NVIDIA has been there as an early supporter, with CEO Jensen Huang personally delivering the first DGX-1 AI supercomputer in a box for the folks at OpenAI.

History of GPU Challenges

Sutskever is no stranger at unleashing GPUs on AI’s biggest challenges. He was among the trio of University of Toronto researchers — including Alex Krizhevsky and advisor Geoffrey Hinton — who pioneered a GPU-based convolutional neural network to take the prestigious ImageNet competition by storm.

The results — nearly slashing in half the error rate — go down in history as the moment that spawned the modern AI boom.

The resulting model — dubbed AlexNet — is the basis of countless deep learning models. At GTC 2018, Huang spoke of AlexNet’s influence on thousands of AI strains, stating: “Neural networks are growing and evolving at an extraordinary rate.”
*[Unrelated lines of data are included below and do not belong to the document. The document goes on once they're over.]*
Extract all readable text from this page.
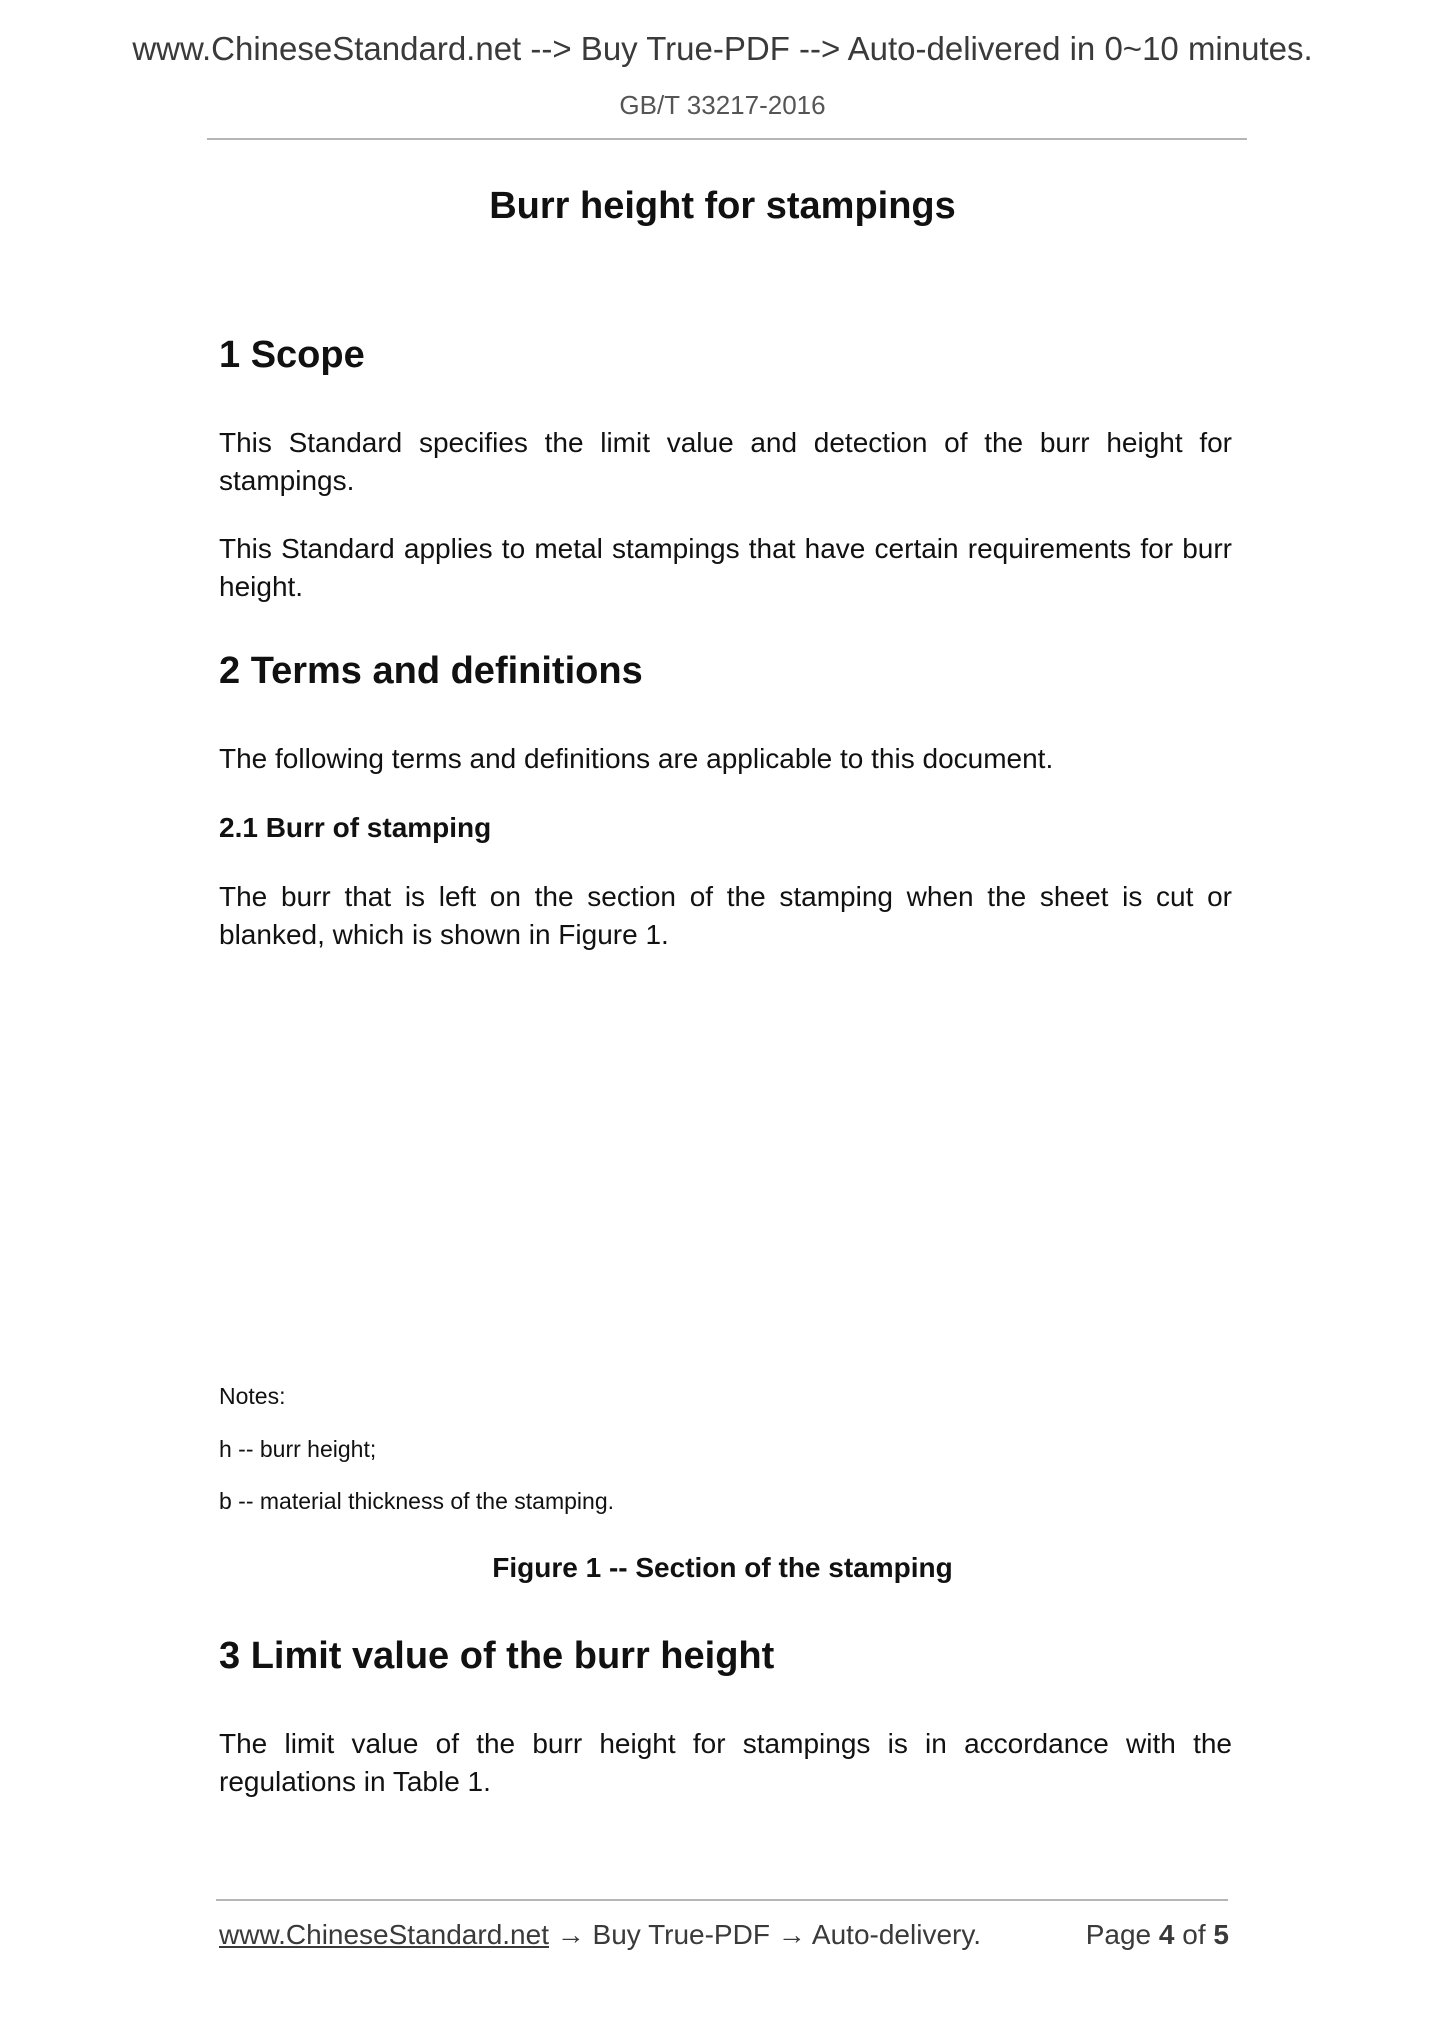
www.ChineseStandard.net --> Buy True-PDF --> Auto-delivered in 0~10 minutes.
GB/T 33217-2016
Burr height for stampings
1 Scope

This Standard specifies the limit value and detection of the burr height for stampings.

This Standard applies to metal stampings that have certain requirements for burr height.

2 Terms and definitions

The following terms and definitions are applicable to this document.

2.1 Burr of stamping

The burr that is left on the section of the stamping when the sheet is cut or blanked, which is shown in Figure 1.

Notes:

h -- burr height;

b -- material thickness of the stamping.

Figure 1 -- Section of the stamping

3 Limit value of the burr height

The limit value of the burr height for stampings is in accordance with the regulations in Table 1.

www.ChineseStandard.net → Buy True-PDF → Auto-delivery.	Page 4 of 5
Sutskever says leaps in AI track closely to processing gains. “It’s pretty remarkable that the amount of compute from the original AlexNet to AlphaGo Zero is 300,000x. You’re talking about a five-year gap. Those are big increases.”

OpenAI’s ‘Moonshot’ Ambitions

OpenAI is a nonprofit that was formed in 2015 to develop and release artificial general intelligence aimed at benefiting humanity. Its founding members include Tesla CEO Elon Musk, Y Combinator President Sam Altman and other tech luminaries who have collectively committed $1 billion to its mission.

Researchers at OpenAI are also making strides on a project called Dactyl, which aims to increase the dexterity of a robot hand. The team there has been working on domain randomization — an old concept — with remarkable results. They have been able to train the robot hand to manipulate objects in simulation, and then transfer that knowledge to real-world manipulation. This is important, because simulation is the only way to get enough training experience for these robots. “The idea works really, really well,” Sutskever said.

Sutskever is keen on pushing common AI concepts such as reinforcement learning and domain randomization to new heights. In the wide-ranging discussion at NTECH, he praised the conclusions of Arthur C. Clarke’s book Profiles of the Future, which said historically, doubts were cast on great inventions such as the airplane and space travel.

Skepticism, he said, initially led the U.S. to pass on building and sending a 200-ton rocket to space — on the grounds that it’s too large to be built. “So the Russians went on and built a 200-ton rocket,” he quipped, drawing audience laughter.